Another report, coincidentally published on the same day, on the legal website Jot, shows that the situation is even more serious when the argument for “invalidation” (since there is no legal name for this action by the STF) of labor decisions is that companies can choose the type of legal relationship they will have with employees workers, that is, with or without labor rights.
As stated in the article: “the ministers state that the Court has precedents recognizing the possibility of hiring under work regimes that go beyond the CLT”. (…) Despite this, Labor magistrates continue to condemn companies that opt for a different regime and order them to pay the labor rights, provided for in the CLT, to these workers.”
However, the Federal Constitution expressly guarantees workers a list of minimum rights and there is no normative provision that links the effectiveness of these rights to agreement by companies, because, obviously, this would not happen. No wonder, in fact, labor rights are inalienable, they are binding norms and express precepts of public order linked, including, to Social Security and the social function of property, free enterprise and the economic order.
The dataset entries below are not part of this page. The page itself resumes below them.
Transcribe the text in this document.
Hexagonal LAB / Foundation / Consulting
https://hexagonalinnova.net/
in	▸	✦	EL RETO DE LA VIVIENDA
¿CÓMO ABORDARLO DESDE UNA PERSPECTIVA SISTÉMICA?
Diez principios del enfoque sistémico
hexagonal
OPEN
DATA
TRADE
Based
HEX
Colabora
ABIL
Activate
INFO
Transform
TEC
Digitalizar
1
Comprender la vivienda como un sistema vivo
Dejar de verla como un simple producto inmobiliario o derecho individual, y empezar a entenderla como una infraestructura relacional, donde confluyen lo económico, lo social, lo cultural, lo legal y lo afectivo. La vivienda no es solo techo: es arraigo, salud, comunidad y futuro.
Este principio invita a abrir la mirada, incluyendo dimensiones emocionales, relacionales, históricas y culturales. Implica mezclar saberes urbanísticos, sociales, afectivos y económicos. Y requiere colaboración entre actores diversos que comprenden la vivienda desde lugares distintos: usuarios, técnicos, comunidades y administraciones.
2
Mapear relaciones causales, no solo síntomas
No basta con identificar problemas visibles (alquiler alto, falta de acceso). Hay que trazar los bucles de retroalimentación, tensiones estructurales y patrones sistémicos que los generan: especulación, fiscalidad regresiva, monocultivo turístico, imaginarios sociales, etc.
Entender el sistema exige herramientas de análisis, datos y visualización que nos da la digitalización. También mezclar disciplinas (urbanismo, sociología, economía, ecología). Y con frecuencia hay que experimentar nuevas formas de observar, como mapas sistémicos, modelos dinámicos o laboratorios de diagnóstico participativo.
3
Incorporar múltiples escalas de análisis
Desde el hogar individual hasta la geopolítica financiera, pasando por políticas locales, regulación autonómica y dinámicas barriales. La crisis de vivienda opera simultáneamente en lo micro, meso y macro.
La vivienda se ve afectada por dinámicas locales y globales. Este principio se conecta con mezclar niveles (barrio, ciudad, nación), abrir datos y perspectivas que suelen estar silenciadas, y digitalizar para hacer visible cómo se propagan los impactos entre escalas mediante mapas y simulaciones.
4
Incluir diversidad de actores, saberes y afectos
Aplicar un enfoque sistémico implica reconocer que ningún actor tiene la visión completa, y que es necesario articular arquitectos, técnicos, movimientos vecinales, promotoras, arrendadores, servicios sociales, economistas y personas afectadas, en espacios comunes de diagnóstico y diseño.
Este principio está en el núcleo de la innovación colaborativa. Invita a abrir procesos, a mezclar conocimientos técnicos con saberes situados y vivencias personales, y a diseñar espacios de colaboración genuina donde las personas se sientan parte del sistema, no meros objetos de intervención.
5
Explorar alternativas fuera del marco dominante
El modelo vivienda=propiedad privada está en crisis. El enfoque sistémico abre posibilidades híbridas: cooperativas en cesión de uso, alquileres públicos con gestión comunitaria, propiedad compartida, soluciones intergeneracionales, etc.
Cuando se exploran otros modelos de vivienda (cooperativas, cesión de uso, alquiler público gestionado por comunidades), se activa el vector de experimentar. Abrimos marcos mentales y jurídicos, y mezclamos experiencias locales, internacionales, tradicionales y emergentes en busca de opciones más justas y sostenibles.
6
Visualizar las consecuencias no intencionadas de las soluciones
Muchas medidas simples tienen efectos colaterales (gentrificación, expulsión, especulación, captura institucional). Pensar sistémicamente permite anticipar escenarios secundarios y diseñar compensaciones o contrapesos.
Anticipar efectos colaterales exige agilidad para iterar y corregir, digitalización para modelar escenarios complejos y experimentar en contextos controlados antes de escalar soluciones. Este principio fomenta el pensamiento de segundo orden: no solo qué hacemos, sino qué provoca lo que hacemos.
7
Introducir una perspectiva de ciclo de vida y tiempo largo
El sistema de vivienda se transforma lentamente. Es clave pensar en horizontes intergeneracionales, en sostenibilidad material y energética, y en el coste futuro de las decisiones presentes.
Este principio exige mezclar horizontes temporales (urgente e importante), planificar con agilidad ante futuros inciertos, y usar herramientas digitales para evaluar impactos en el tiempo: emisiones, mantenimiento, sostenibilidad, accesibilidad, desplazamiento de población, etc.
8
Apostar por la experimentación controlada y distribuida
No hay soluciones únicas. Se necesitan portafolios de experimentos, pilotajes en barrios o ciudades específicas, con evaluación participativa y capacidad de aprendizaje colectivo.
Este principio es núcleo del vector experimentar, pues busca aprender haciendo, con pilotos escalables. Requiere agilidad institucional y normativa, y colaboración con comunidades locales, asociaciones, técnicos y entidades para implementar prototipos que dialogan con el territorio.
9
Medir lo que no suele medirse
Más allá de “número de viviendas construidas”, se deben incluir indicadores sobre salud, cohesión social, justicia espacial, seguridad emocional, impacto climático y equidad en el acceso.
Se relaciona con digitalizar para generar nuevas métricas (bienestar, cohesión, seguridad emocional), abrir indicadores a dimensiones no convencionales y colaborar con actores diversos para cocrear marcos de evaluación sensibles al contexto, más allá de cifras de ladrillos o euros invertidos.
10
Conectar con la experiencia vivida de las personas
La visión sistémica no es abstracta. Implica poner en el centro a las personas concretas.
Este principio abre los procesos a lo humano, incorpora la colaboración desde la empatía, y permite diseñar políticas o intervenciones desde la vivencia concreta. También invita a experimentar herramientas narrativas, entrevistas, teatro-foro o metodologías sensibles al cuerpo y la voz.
As if this were not enough, as the same report announces, under the presidency of Minister Luís Roberto Barroso the situation tends to get worse, as the casuistic and selective “creation” of specific mechanisms to intervene in an even more incisive way in the actions of the Labor Court is predicted. (which takes us to an explicit logic of a State of exception).
It turns out that, specifically, if the labor judiciary, in view of the evidence produced in the case, identifying fraud, does not declare the illegalities verified, does not recognize the employment relationship and does not condemn the defendant to comply with labor legislation, it will, in fact, be in breach of its functional duty.
But, as can be seen from the content of the reports mentioned, labor judges are respecting the laws and the Constitution. It's time for the STF, in labor matters, to do the same!